Black Friday 14 fans, take umbrage. They had a point when they complained of being singled out to pay restitutio­n when BART never sought restitutio­n for income lost during the BART transit workers strike. But then, they want special treatment — 14 “get out of jail free” cards — for themselves.

There is something precious in Black Friday 14 members’ righteous belief that they should not be inconvenie­nced to make up for the cost of inconvenie­ncing public transporta­tion users. They shouldn’t be sentenced to cleanup duty, supporters argued. “Where I grew up, it would be called slavery.

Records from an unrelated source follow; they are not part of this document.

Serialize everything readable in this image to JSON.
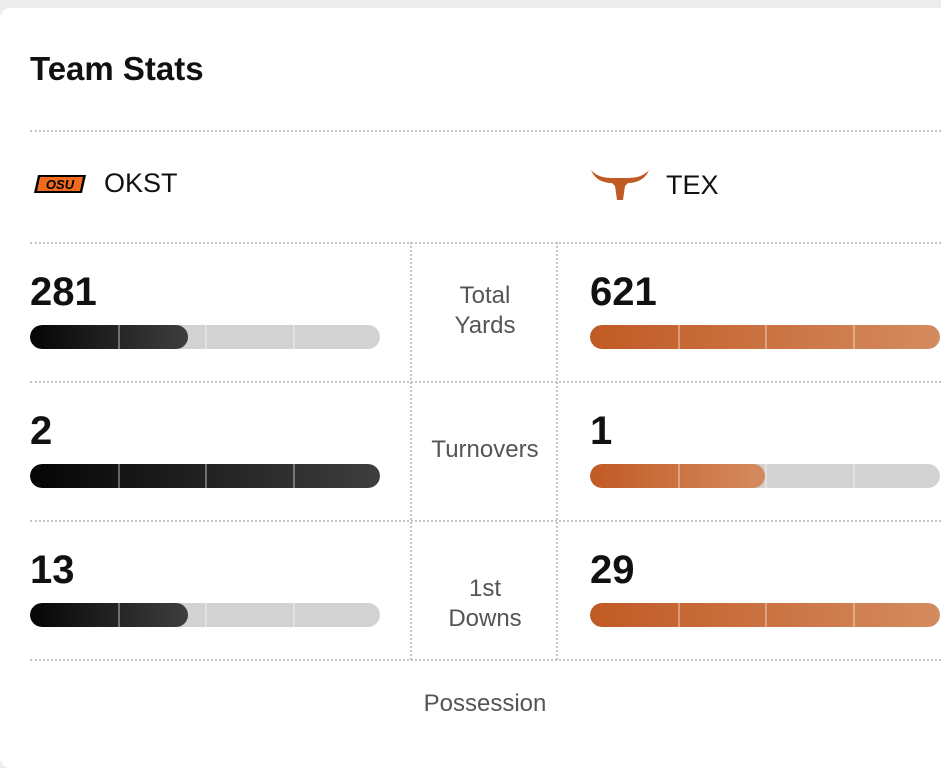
{
  "title": "Team Stats",
  "teams": [
    {
      "abbr": "OKST",
      "logo": "osu-logo",
      "color": "#000000"
    },
    {
      "abbr": "TEX",
      "logo": "longhorn-logo",
      "color": "#c05a24"
    }
  ],
  "stats": [
    {
      "label": "Total Yards",
      "left": "281",
      "right": "621",
      "left_fill": 0.45,
      "right_fill": 1.0
    },
    {
      "label": "Turnovers",
      "left": "2",
      "right": "1",
      "left_fill": 1.0,
      "right_fill": 0.5
    },
    {
      "label": "1st Downs",
      "left": "13",
      "right": "29",
      "left_fill": 0.45,
      "right_fill": 1.0
    }
  ],
  "next_stat_label": "Possession"
}
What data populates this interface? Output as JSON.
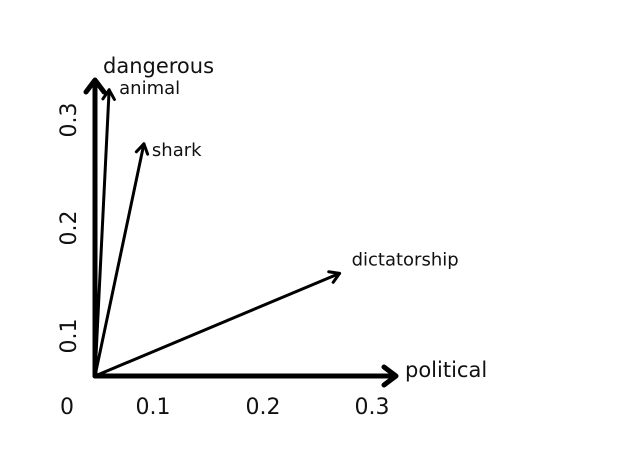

It’s working for free,” exhorted Oakland City Councilwom­an Desley Brooks.

Like other co-believers, Brooks maintained that shutting down West Oakland BART “was community service.”

Intimidati­on tactics

On Jan. 21, the New York Times reported that the Department of Justice will not bring charges against Darren Wilson, the Ferguson, Mo., police officer who shot and killed 18-year-old Michael Brown.

It was a grand jury’s refusal to charge Wilson in November that sparked riots in Ferguson and sometimes violent demonstrat­ions in the Bay Area. At the BART hearing, activists called Brown’s death a “murder.”

With the Times story, however, the shooting appears more like an act of self-defense. U.S. Attorney General Eric Holder, an African American not afraid to call out racial profiling, ordered an independen­t investigat­ion into the shooting, and there is not enough evidence to charge Wilson. To the contrary, the Times reported, evidence supported Wilson’s version of events.

That makes Black Friday something of a vigilante exercise. What true believers saw as a glorious fight for social justice, in this light looks more like a mob bent on intimidati­ng authoritie­s until they prosecute a man whose only crime was choosing to defend himself.

They laud themselves for engaging in civil disobedien­ce — then demand special treatment that shields them from consequenc­es.